La Banque de réserve d’Australie (RBA) a maintenu le taux directeur (Official Cash Rate) à 4,35 % à l’issue de la réunion de juin, une décision unanime faisant suite à trois relèvements successifs de 25 pdb plus tôt dans l’année. La gouverneure Michele Bullock a déclaré que l’inflation reste trop élevée et que la demande doit ralentir pour que les pressions sur les prix s’atténuent, tout en soulignant que le Conseil n’a pas envisagé une hausse des taux lors de cette réunion. Elle a réitéré qu’un durcissement supplémentaire demeure possible si nécessaire et a indiqué que la Banque ne prévoit pas de contraction de l’activité ce trimestre. La RBA a ajouté que les anticipations d’inflation à court terme se sont modérées mais restent supérieures à leurs niveaux antérieurs, et a mis en avant l’incertitude persistante autour de l’activité domestique et de l’inflation, dans un contexte de conditions financières plus restrictives après les relèvements récents et d’une inflation attendue élevée pendant encore un certain temps.

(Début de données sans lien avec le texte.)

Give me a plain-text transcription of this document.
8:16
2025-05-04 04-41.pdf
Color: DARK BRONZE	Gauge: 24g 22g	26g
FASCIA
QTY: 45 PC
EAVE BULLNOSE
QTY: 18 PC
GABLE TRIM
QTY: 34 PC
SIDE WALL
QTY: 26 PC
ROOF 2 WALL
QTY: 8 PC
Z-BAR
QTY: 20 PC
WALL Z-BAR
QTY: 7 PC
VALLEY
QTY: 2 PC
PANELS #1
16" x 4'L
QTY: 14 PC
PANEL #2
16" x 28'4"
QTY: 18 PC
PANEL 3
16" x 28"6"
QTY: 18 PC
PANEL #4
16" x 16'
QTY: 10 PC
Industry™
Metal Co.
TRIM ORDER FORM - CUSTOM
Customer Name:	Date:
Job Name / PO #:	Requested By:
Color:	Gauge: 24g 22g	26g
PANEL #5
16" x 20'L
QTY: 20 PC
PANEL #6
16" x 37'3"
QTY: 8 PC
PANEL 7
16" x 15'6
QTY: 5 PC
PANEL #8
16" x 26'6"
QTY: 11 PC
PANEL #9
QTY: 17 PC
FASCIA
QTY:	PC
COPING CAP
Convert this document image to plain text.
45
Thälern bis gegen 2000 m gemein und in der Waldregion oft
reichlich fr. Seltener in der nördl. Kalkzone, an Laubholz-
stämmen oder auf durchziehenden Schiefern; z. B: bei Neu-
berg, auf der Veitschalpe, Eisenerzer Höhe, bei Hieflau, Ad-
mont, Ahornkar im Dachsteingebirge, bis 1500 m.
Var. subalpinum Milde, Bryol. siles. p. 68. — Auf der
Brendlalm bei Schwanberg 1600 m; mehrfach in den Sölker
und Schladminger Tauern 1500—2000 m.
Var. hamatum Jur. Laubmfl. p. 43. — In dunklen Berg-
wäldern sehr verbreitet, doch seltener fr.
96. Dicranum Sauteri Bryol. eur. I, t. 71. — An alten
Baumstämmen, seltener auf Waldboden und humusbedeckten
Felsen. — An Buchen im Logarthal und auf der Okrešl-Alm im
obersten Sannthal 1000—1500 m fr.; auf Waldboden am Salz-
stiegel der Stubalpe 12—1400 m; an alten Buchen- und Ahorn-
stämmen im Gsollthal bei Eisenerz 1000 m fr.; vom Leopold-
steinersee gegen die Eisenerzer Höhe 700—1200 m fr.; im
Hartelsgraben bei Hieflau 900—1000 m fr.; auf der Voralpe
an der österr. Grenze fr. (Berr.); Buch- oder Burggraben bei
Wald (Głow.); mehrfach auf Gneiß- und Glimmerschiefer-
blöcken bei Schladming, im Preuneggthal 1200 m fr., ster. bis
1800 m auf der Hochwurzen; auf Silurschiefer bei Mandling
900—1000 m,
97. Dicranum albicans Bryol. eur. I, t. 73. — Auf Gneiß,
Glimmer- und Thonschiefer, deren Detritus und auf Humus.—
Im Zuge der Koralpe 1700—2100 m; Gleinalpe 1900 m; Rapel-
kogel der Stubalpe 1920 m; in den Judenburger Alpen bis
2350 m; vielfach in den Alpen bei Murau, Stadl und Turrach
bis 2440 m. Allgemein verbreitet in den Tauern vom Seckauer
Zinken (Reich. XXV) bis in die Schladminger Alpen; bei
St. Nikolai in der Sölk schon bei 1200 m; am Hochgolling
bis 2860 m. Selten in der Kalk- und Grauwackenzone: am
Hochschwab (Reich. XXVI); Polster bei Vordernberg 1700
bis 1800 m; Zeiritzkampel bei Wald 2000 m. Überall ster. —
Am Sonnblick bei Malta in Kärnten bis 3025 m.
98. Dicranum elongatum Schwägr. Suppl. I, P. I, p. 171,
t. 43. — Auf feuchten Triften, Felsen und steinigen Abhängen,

La réaction du marché a été limitée mais défavorable à la devise, l’AUD/USD reculant de 0,27 % sur la séance à 0,7155 après la décision. Les dernières données montrent une croissance du PIB de 0,3 % en glissement trimestriel au T1, contre 0,5 % attendu, avec une progression annuelle de 2,5 % contre 2,7 % anticipé. Le taux de chômage s’établit à 4,5 %, tandis que l’IPC mensuel a augmenté de 0,4 % en avril après 1,1 % en mars, et l’inflation annuelle a ralenti à 4,2 % contre 4,6 %. Michele Bullock a indiqué que les prix du pétrole sont conformes aux scénarios de base et a évoqué la persistance de difficultés d’approvisionnement mondial, même si des informations faisant état d’un accord de paix au Moyen-Orient ont été qualifiées de bienvenues.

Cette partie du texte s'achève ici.